St. David’s Emergency Center staff say before they opened the facility a year ago, they made efforts to distinguish its building, which sits in the parking lot of the Hill Country Galleria. It features a large clock tower wit the words "Emergency Center" emblazoned in red lighting on its sides. It even has an ambulance bay.

Urgent care clinics by contrast, normally are not open around the clock and do not have the same level of diagnostic tools emergency centers can have, like CT scans or highly trained staff on duty, such as trauma nurses or board certified doctors.

And in the end, Stephens got caught up in hospital admissions rules that come from the state. Texas law states as soon as you step through the doors of any ER and agree to be helped, doctors must treat you first, and talk financials later.

St. David’s Healthcare Senior Vice President Mark Clayton said the state rules are in place to prevent scaring away a potentially critically ill person, with a discussion about payment options. He said informing the patient of the billing side of things happens after the clinical process. But a patient can ask questions at any point.

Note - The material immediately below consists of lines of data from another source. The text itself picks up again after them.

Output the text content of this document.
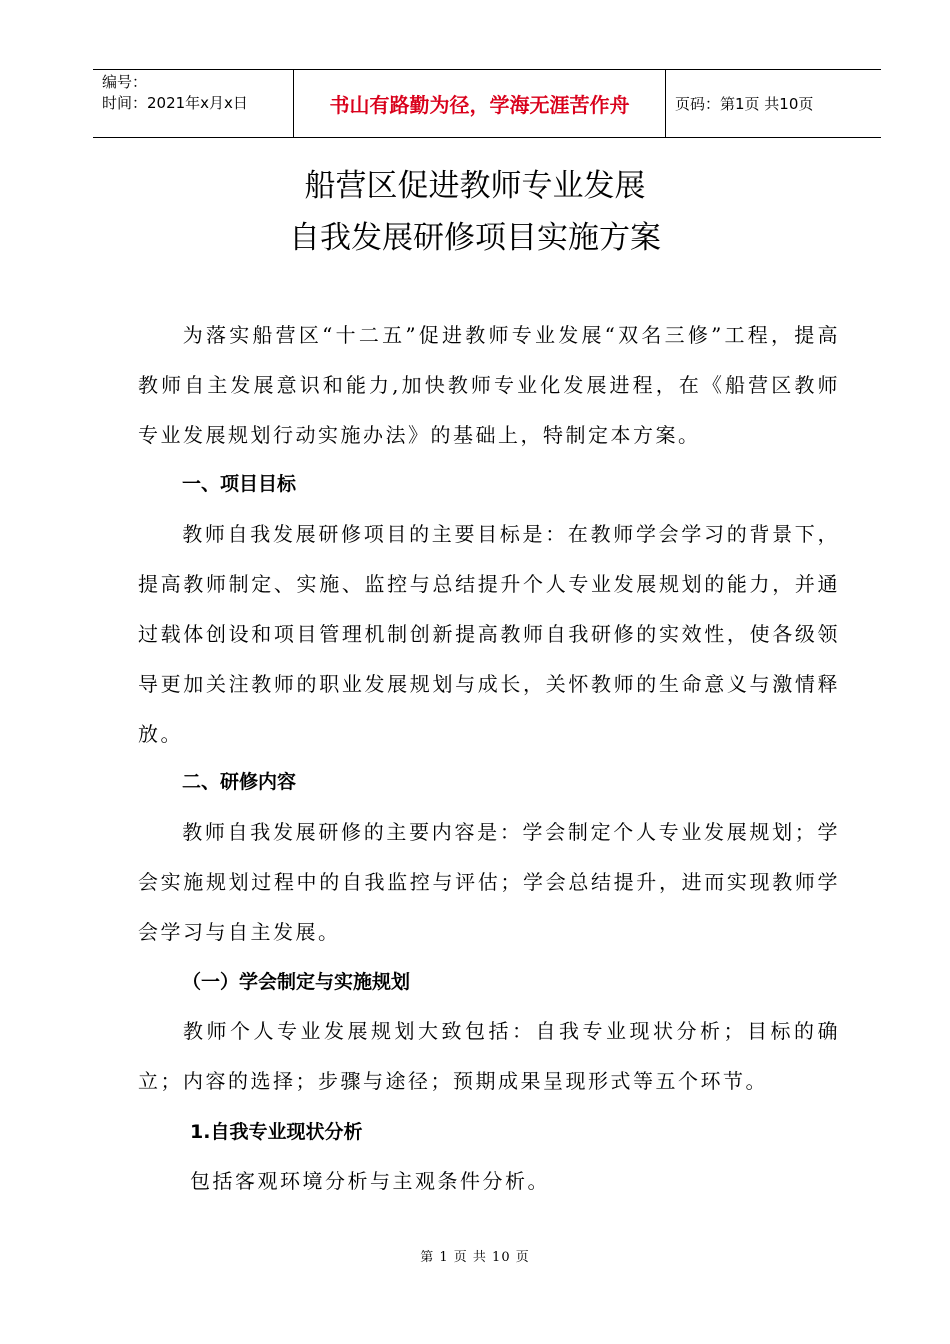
编号：
时间：2021年x月x日	书山有路勤为径，学海无涯苦作舟	页码：第1页 共10页
船营区促进教师专业发展
自我发展研修项目实施方案

为落实船营区“十二五”促进教师专业发展“双名三修”工程，提高教师自主发展意识和能力,加快教师专业化发展进程，在《船营区教师专业发展规划行动实施办法》的基础上，特制定本方案。

一、项目目标

教师自我发展研修项目的主要目标是：在教师学会学习的背景下，提高教师制定、实施、监控与总结提升个人专业发展规划的能力，并通过载体创设和项目管理机制创新提高教师自我研修的实效性，使各级领导更加关注教师的职业发展规划与成长，关怀教师的生命意义与激情释放。

二、研修内容

教师自我发展研修的主要内容是：学会制定个人专业发展规划；学会实施规划过程中的自我监控与评估；学会总结提升，进而实现教师学会学习与自主发展。

（一）学会制定与实施规划

教师个人专业发展规划大致包括：自我专业现状分析；目标的确立；内容的选择；步骤与途径；预期成果呈现形式等五个环节。

1.自我专业现状分析

包括客观环境分析与主观条件分析。

第 1 页 共 10 页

“So what may be an emergency to you may not be an emergency to me, so it’s always important for a patient to use their best judgment,” Clayton said.

He also recommends before any emergency, learning what services your insurance will cover and where the closest urgent care center is to you and what its admitting and billing policies are.

Apart from Bee Cave, St. David’s has two other emergency centers in Pflugerville and Bastrop . They are growing communities that VP Mark Clayton says are too far away from full-service ERs. 

As for Scott Stephens, he has learned his lesson.

“I know definitely that from now on, no matter where I am to be more diligent in understanding what type of facility I’m in before I take my daughter,” he said.

Stephens took his concerns to St. David’s billing department and ended up getting a discount of about $130. off his out-of-pocket bill. That’s after his insurance company agreed to pick up about half the total.